Thursday, February 25, 2010

Food Documentaries

The Botany of Desire

Now a PBS piece done as a companion to Pollen’s book. On the surface, Pollen’s work is about helping humans realize they are not managing the natural world with the control they believe they have. In reality Pollen’s work is another way of making the natural world seem more manageable. It casts simple characters like potatos and apples as sweetly manipuatlive friends, who coax us into a hidden and happy partnership. I suspect this is the over-simplification of science that so angers almost everyone I know, but there’s something I like about it. First, it’s all about narrating the natural world, which is (finally!) my own interest--not the nature, but the narrative. Second, it recognizes animal activities like the import and export of agriculture as “natural,” which it is, in a culture that often see species transplantation as an unnatural crime committed by humans alone (no one here is defending cane toads, but certainly many of our mistakes are often very natural indicators of how commonly species break the balance of their ecosystem). Finally, even when I find some of Pollen’s analysis a bit dumbly uninteresting, I also find it sweet to see grown adults doing what children do: telling stories that are only a fraction of the apparent truth in an attempt to more easily live in the world.

I Like Killing Flies

I Like Killing Flies was recommended to me by a family member who loves both documentaries and oddball behavior. This movie must have been an easy win. It follows the move of Shopsin’s, a diner/grocery in New York from its long standing location in Greenwich Village to a new space in the Essex Street Market. The diner is notable for two reasons: its wholly unusual fare and its erratic chef and owner, Kenny Shopsin. Shopsin barks his way through the documentary, berating customers and family alike while pausing to debate at length his many personal philosophies with the filmmaker. Shopsin is amusing and contradictory, but after a while he seems hardly worth the film stock. For a personality project, Shopsin strikes me as another egomaniac, encouraged far past what might be amusing by a community a little too eager to boast of local color. The documentary was fun to watch, but it sadly neglected the real star of Shopsin’s: the food. The cooks at this diner have developed a 6-page menu almost as crowded as the kitchen—around 900 recipes total.
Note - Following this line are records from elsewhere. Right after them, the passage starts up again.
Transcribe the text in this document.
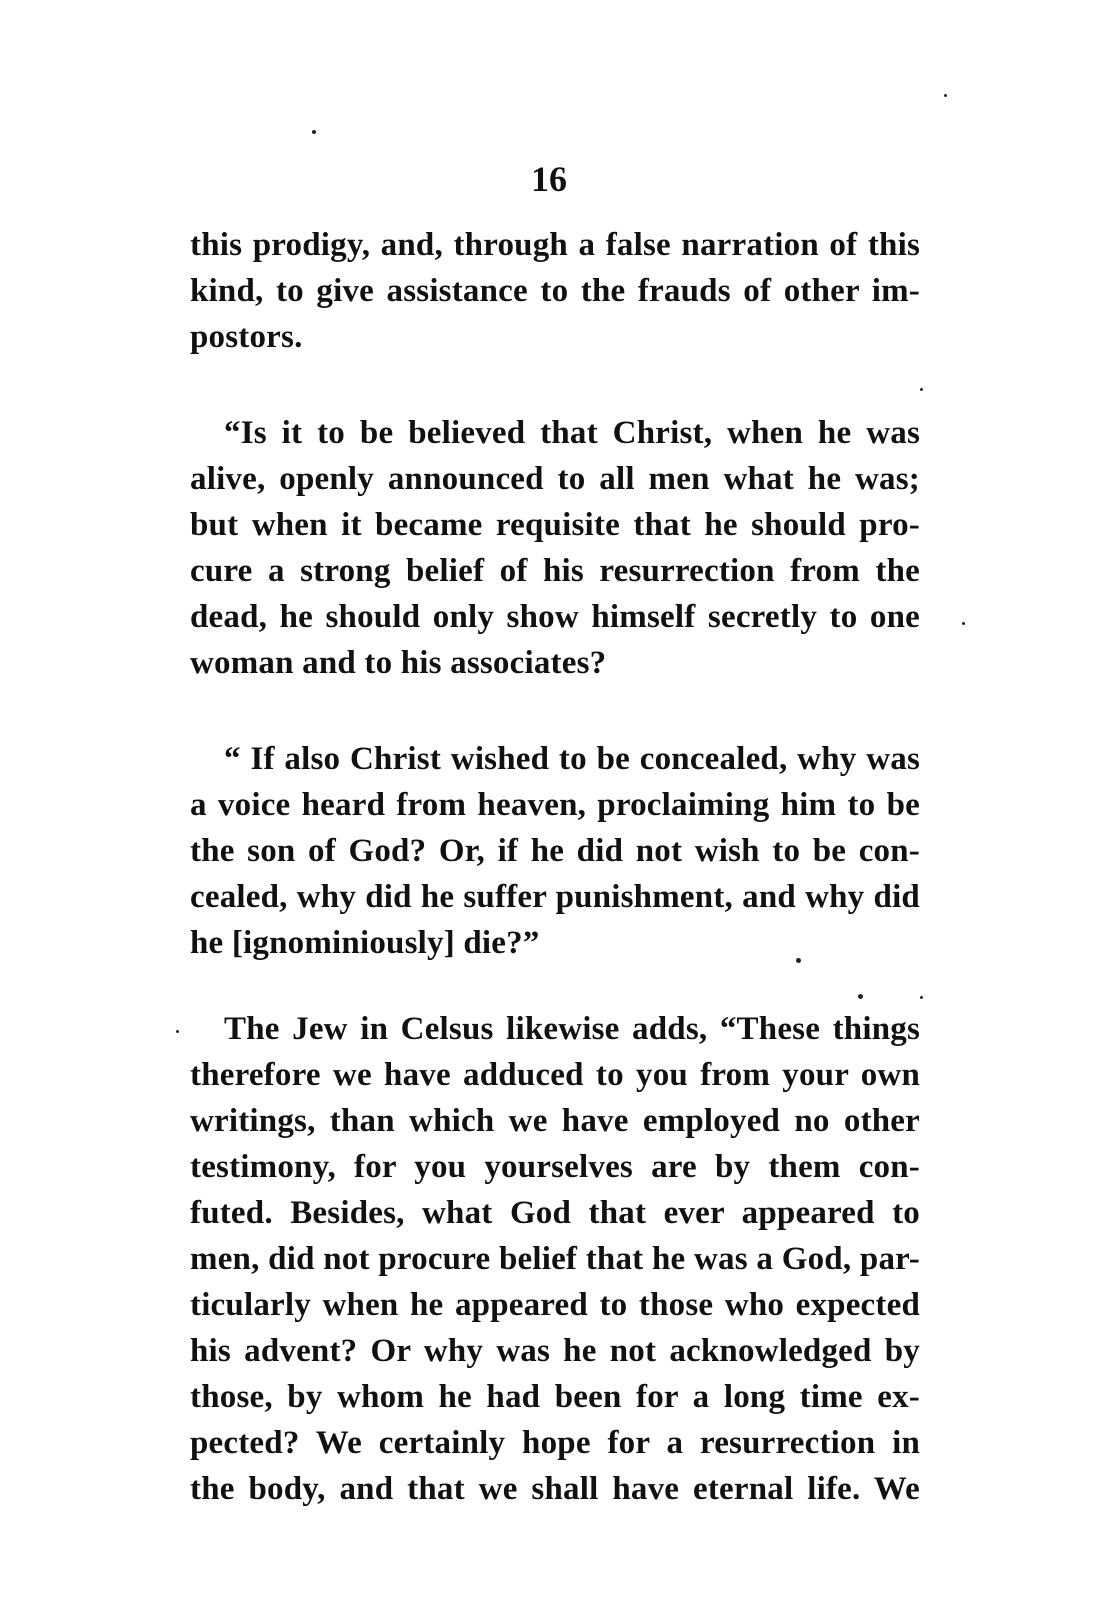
16
this prodigy, and, through a false narration of this
kind, to give assistance to the frauds of other im-
postors.
“Is it to be believed that Christ, when he was
alive, openly announced to all men what he was;
but when it became requisite that he should pro-
cure a strong belief of his resurrection from the
dead, he should only show himself secretly to one
woman and to his associates?
“ If also Christ wished to be concealed, why was
a voice heard from heaven, proclaiming him to be
the son of God? Or, if he did not wish to be con-
cealed, why did he suffer punishment, and why did
he [ignominiously] die?”
The Jew in Celsus likewise adds, “These things
therefore we have adduced to you from your own
writings, than which we have employed no other
testimony, for you yourselves are by them con-
futed. Besides, what God that ever appeared to
men, did not procure belief that he was a God, par-
ticularly when he appeared to those who expected
his advent? Or why was he not acknowledged by
those, by whom he had been for a long time ex-
pected? We certainly hope for a resurrection in
the body, and that we shall have eternal life. We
The recipes are bizarre and funny and look delicious. I suppose the fascination with Shopsin stems from the public’s amazement that such beautiful and unlikely dishes come from so course a cook, but that narrative seems far less interesting than the story of the food itself. So, I’ll close this post by saying if I were in New York right now and in a group of fewer than 5 people I’d be ordering an avocado cheese tortilla soup, or a tofu pea peanut rice, or some lemon ricotta pancakes, or possible one of the brunch combination platters, either C, F, or N.